Pathogenesis in Giardia
The outcome of Giardia infections in humans ranges from sub-clinical infections with nutrient malabsorption but no obvious clinical signs, to severe cramps, nausea, fevers, diarrhea and malnutrition with physical and cognitive developmental defects. The variation observed is likely due to differences among the parasite strains able to infect humans as well as differences among the individuals being infected. We have used inbred mouse models and clonal strains of Giardia in order to tease apart some of the mechanisms that contribute to pathology. These studies implicate both parasite strain and host immunity in determining outcomes like sucrase deficiency and intestinal hypermotility which correlate to nutrient malabsorption and intestinal cramps in humans. Understanding these mechanisms may help develop therapeutics for intestinal syndromes such as celiac disease which are also characterized by nutrient malabsorption and food allergies which involve mast cell recruitment and activation against antigens in the intestinal lumen.
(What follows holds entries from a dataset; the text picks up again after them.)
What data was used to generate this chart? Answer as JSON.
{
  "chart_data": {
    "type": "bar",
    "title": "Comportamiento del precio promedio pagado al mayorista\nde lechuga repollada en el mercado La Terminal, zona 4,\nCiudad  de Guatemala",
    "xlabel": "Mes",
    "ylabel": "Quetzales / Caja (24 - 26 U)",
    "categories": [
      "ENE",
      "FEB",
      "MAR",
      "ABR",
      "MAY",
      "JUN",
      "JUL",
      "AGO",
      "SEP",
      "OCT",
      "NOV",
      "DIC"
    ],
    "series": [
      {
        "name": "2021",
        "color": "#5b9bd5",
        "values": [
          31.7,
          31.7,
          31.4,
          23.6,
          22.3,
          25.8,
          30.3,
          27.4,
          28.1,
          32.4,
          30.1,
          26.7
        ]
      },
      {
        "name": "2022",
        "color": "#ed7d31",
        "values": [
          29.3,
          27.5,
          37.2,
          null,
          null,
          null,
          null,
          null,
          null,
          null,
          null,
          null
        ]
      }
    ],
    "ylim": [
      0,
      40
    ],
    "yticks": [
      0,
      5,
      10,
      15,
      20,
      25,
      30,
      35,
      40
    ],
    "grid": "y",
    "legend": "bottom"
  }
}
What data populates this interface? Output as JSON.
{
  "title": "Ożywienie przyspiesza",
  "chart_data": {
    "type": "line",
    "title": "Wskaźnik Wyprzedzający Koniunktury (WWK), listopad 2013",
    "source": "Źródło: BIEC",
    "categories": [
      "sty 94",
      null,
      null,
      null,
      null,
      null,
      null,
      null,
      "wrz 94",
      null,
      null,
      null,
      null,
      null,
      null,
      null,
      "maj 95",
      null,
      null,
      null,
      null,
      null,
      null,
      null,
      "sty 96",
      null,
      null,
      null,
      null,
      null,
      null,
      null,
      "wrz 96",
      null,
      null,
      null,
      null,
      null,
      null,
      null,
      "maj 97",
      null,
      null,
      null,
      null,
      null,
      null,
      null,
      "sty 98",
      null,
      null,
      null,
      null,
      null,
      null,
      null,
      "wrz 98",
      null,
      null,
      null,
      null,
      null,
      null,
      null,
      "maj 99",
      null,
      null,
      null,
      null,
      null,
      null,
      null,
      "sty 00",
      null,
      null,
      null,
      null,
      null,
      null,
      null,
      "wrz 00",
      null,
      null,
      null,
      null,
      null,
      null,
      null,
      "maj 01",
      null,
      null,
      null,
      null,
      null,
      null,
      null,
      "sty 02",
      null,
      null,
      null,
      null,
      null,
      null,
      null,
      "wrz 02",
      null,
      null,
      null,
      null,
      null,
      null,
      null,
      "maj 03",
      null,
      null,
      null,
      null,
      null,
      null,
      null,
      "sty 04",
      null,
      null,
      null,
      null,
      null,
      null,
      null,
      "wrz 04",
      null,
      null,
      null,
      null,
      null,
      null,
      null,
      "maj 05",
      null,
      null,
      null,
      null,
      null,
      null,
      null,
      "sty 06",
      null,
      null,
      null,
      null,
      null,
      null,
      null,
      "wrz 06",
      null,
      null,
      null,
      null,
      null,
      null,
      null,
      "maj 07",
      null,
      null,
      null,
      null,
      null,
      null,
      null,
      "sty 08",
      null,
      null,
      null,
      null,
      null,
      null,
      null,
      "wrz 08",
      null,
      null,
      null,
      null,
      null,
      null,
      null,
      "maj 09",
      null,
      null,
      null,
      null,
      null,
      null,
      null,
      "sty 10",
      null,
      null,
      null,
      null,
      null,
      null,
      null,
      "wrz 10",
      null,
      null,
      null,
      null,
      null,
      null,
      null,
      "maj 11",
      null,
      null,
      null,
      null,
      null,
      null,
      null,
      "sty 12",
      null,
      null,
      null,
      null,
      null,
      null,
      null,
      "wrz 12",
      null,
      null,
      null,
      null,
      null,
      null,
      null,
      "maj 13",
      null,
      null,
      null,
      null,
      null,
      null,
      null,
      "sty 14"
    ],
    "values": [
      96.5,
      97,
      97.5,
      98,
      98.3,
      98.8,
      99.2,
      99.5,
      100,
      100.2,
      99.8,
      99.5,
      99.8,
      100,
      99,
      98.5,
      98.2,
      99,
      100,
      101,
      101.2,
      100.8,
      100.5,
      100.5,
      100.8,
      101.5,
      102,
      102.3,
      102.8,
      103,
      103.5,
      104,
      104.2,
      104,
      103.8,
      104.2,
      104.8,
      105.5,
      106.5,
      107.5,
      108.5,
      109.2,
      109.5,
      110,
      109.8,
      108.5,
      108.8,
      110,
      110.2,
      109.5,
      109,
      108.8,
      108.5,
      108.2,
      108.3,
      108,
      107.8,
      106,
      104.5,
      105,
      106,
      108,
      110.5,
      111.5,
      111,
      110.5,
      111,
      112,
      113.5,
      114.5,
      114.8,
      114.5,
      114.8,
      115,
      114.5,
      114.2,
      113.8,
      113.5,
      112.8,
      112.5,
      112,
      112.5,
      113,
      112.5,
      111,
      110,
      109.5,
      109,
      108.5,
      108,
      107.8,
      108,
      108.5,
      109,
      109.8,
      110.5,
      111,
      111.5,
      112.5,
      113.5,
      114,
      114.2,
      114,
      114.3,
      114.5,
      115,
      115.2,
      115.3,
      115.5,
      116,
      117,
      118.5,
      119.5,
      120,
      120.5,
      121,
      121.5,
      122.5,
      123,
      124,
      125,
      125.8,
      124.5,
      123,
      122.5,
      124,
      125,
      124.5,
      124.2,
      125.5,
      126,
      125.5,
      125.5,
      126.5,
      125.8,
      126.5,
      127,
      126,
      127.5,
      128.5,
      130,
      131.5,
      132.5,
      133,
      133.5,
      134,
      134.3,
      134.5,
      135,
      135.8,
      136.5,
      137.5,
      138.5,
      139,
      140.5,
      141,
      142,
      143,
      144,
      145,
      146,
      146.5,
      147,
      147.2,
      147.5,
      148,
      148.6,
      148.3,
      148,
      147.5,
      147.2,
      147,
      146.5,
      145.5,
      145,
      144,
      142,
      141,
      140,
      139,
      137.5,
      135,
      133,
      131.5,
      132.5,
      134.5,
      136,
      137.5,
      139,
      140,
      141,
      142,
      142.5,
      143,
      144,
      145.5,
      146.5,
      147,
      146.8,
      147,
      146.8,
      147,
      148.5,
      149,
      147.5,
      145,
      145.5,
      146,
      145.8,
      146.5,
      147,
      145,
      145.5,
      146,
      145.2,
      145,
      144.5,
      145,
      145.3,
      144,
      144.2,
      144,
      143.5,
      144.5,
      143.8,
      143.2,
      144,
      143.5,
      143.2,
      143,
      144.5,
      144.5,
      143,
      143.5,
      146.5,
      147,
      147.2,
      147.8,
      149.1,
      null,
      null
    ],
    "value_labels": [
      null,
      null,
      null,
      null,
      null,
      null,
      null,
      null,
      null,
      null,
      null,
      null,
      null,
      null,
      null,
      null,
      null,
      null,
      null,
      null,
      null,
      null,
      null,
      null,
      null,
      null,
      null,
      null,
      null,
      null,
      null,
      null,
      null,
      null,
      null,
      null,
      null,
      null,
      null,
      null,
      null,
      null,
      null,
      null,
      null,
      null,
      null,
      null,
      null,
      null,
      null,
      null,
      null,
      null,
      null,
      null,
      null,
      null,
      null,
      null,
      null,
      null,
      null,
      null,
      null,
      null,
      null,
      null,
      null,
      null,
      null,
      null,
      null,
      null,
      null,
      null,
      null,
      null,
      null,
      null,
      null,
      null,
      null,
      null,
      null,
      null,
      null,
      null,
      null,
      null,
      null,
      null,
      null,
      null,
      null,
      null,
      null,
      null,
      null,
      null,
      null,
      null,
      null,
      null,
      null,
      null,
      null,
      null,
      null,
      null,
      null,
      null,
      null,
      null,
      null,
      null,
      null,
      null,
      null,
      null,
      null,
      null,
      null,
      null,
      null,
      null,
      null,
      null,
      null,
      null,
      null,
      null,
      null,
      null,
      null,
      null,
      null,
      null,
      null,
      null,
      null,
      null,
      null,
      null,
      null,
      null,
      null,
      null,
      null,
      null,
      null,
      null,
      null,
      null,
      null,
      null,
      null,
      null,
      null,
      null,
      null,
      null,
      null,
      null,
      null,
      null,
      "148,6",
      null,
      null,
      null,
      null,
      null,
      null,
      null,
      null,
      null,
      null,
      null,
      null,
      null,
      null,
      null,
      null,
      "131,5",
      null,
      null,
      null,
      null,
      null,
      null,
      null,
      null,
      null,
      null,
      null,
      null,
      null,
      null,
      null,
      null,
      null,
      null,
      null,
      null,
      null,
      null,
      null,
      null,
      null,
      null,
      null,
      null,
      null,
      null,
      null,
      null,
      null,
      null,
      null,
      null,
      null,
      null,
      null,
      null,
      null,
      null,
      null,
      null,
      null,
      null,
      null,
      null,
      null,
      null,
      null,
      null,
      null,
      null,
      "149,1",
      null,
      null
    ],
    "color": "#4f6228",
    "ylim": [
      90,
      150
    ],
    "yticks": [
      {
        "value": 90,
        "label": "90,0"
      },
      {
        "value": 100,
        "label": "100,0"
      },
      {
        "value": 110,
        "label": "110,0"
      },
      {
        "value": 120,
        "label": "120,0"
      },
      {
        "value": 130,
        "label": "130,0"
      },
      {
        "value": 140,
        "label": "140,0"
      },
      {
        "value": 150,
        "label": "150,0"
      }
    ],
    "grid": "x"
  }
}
Giardia-Host-Microbiota Interactions
The role of commensal bacteria in shaping the development of the immune system has long been appreciated. In 2000 we first published studies showing that commensal bacteria could prevent colonization of mice with Giardia and that antibiotic treatment could make mice more susceptible to infections. In collaboration with Scott Dawson at the University of California, Davis we recently published studies investigating the specific effects that Giardia has on commensal bacteria, that commensal bacteria have on Giardia and how host immune responses mediate many of these effects.
Vaccine Development
There is still no vaccine approved for human use to protect against any parasitic infection, protozoan or helminth. Much of the work in the laboratory over the years has examined mechanisms which contribute to elimination of parasites from the small intestine during primary infections. Antibodies, mast cells, anti-microbial peptides and nitric oxide production all have a potential role to play, but the parasite has evolved mechanisms to subvert and avoid these protective responses. We are now investigating the importance of these mechanisms during secondary infections in order to determine which are the best candidates for achieving a long-term protective immune response through vaccination.
Giardia Co-infections
The majority of cases of giardiasis occur in the developing world and most of the individuals with Giardia are also concurrently infected with multiple other enteric pathogens. Indeed, some data from human studies suggests Giardia infection may actually protect against severe forms of diarrhea in children. We recently published work with Luther Bartelt on the results of co-infections of Giardia and enteroaggregative E. coli. We continue to be interested in mechanisms whereby Giardia infection can impact the outcome of infections with other pathogens and are using murine co-infection models to address this important question.